この日の夕食は、一階のレストランで取ることにした。何でも名物料理あるそうだ。王都は広大な塩湖を抱えているだけに、海の幸が美味いらしい。
「うわあ。おいしそう。これカキみたいだね」
「オーブン焼きみたいだけど、ほんと大きくて立派だな」
「名物のオースター焼きです。私も大好きなんですよ」
見た感じカキのようだが、いつものカキより一回り大きい。白くてぷるぷるの身が殻からはみ出しており、バターとガーリックのソースが塗られ、何ともいい匂いがする。。
「あ、甘い……!」
「旨味がすごいな」
「カリッとしててプリプリでジューシーだよ~」
「ホント肉厚で噛み応えがある」
「クリスちゃんも遠慮しないで食べてよ。とってもクリーミーだよ」
「これ絶対、ビールに合うやつだ」
「セトーミ様、エールならありますよ」
「ぷはーっ、美味い!」
俺は、エールをお代わりし、久々にいい気分に浸っていたのたが……。
――――――
「きゃーっ!」
「おい、姉ちゃんこっちに来て酌しろよ」
「お、お客様、当店ではそのような……」
「何! 俺たちが第一騎士団だって知ってんのか」
「嫌~っ!」
メイドに絡むタチの悪そうな輩。嫌がる女の子の片腕を掴み、抱き寄せようとしている。
「どうか、お許しを」
「知るかジジイ!」
たまらず支配人が、止めに入ったが、あっけなく蹴り飛ばされている。ホールは客で満員なのに、皆この悪行に目をそむけている。
何とも、異世界にありがちな展開が、俺たちのすぐ後ろのテーブルで始まっていた。
「ちょっと、お兄ちゃんどうするのよ」
「いや、それは……」
「セトーミ様……」
「任せとけ!」
「なんで、私とクリスちゃんとでそんなに態度を変えるのよ!」
後で思えば、このときの俺はどうかしていたのかも知れない。なにしろ、スキル【挨拶】だって知り合いやお客にしか使ったことがないのだから。にもかかわらず、俺は実の妹の非難めいた視線と、妹のように思おうとしている異世界美少女のすがるような瞳を受けて、柄にもなく止めに入ってしまったのだった。
「はじめまして。

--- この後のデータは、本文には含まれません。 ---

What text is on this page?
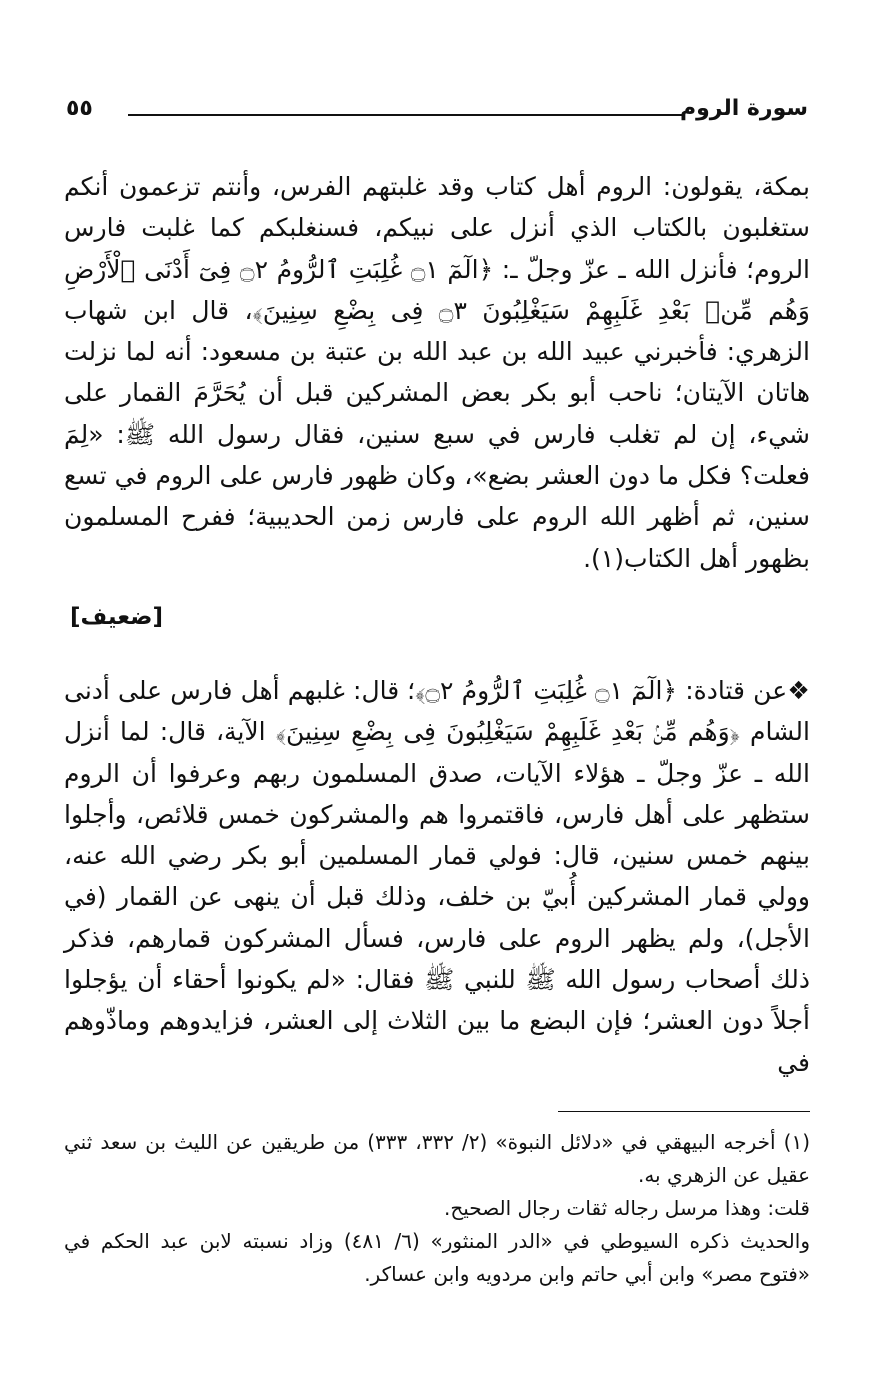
سورة الروم
٥٥
بمكة، يقولون: الروم أهل كتاب وقد غلبتهم الفرس، وأنتم تزعمون أنكم ستغلبون بالكتاب الذي أنزل على نبيكم، فسنغلبكم كما غلبت فارس الروم؛ فأنزل الله ـ عزّ وجلّ ـ: ﴿الٓمٓ ۝١ غُلِبَتِ ٱلرُّومُ ۝٢ فِىٓ أَدْنَى ٱلْأَرْضِ وَهُم مِّنۢ بَعْدِ غَلَبِهِمْ سَيَغْلِبُونَ ۝٣ فِى بِضْعِ سِنِينَ﴾، قال ابن شهاب الزهري: فأخبرني عبيد الله بن عبد الله بن عتبة بن مسعود: أنه لما نزلت هاتان الآيتان؛ ناحب أبو بكر بعض المشركين قبل أن يُحَرَّمَ القمار على شيء، إن لم تغلب فارس في سبع سنين، فقال رسول الله ﷺ: «لِمَ فعلت؟ فكل ما دون العشر بضع»، وكان ظهور فارس على الروم في تسع سنين، ثم أظهر الله الروم على فارس زمن الحديبية؛ ففرح المسلمون بظهور أهل الكتاب(١).
[ضعيف]
❖عن قتادة: ﴿الٓمٓ ۝١ غُلِبَتِ ٱلرُّومُ ۝٢﴾؛ قال: غلبهم أهل فارس على أدنى الشام ﴿وَهُم مِّنۢ بَعْدِ غَلَبِهِمْ سَيَغْلِبُونَ فِى بِضْعِ سِنِينَ﴾ الآية، قال: لما أنزل الله ـ عزّ وجلّ ـ هؤلاء الآيات، صدق المسلمون ربهم وعرفوا أن الروم ستظهر على أهل فارس، فاقتمروا هم والمشركون خمس قلائص، وأجلوا بينهم خمس سنين، قال: فولي قمار المسلمين أبو بكر رضي الله عنه، وولي قمار المشركين أُبيّ بن خلف، وذلك قبل أن ينهى عن القمار (في الأجل)، ولم يظهر الروم على فارس، فسأل المشركون قمارهم، فذكر ذلك أصحاب رسول الله ﷺ للنبي ﷺ فقال: «لم يكونوا أحقاء أن يؤجلوا أجلاً دون العشر؛ فإن البضع ما بين الثلاث إلى العشر، فزايدوهم وماذّوهم في

(١) أخرجه البيهقي في «دلائل النبوة» (٢/ ٣٣٢، ٣٣٣) من طريقين عن الليث بن سعد ثني عقيل عن الزهري به.

قلت: وهذا مرسل رجاله ثقات رجال الصحيح.

والحديث ذكره السيوطي في «الدر المنثور» (٦/ ٤٨١) وزاد نسبته لابن عبد الحكم في «فتوح مصر» وابن أبي حاتم وابن مردويه وابن عساكر.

私、セトーミという者です―――」
「なっ!」
騎士団の男たちは、腰を浮かせて一瞬臨戦態勢を取ったものの、俺の言葉を聞いて一様に姿勢を正して椅子に座り直した。
「これは失礼いたしました」
「お嬢さん申し訳ありませんでした。それから支配人にもお詫びいたします」
「我々はこれで失礼しますので、どうかご容赦ください」
騎士団の連中はそう言うと、女の子と支配人に謝罪して、そそくさと退散していった。
「おおおっ、すげえ! あんた何者だ?!」
「騎士団の連中、いつも好き放題しやがって、ざまあみろ!」
「俺にも一杯おごらせてくれよ!」
騎士団の連中が去った後、俺たちのテーブルは瞬く間に人垣ができた。
「ひょっとして、あなたは噂のセトーミ様ではございませんか。この度は危ない所をお救いくださいましてありがとうございました」
支配人が、恭しく俺に礼をしてきた。蹴り飛ばされて割れた丸眼鏡が何とも痛々しい。
「おい、ちょっと待てよ」
「あれって、もしや」
「確か、セトーミっていやダンジョンの十階層で店を開いているっていう伝説の……」
「お兄ちゃん、かっこよかったよ!」
「さすが伝説のシャーマン様です‼」
この後、店を挙げての大接待にあった俺は、王都観光初日にして、したたかに酔いつぶれてしまったのだった。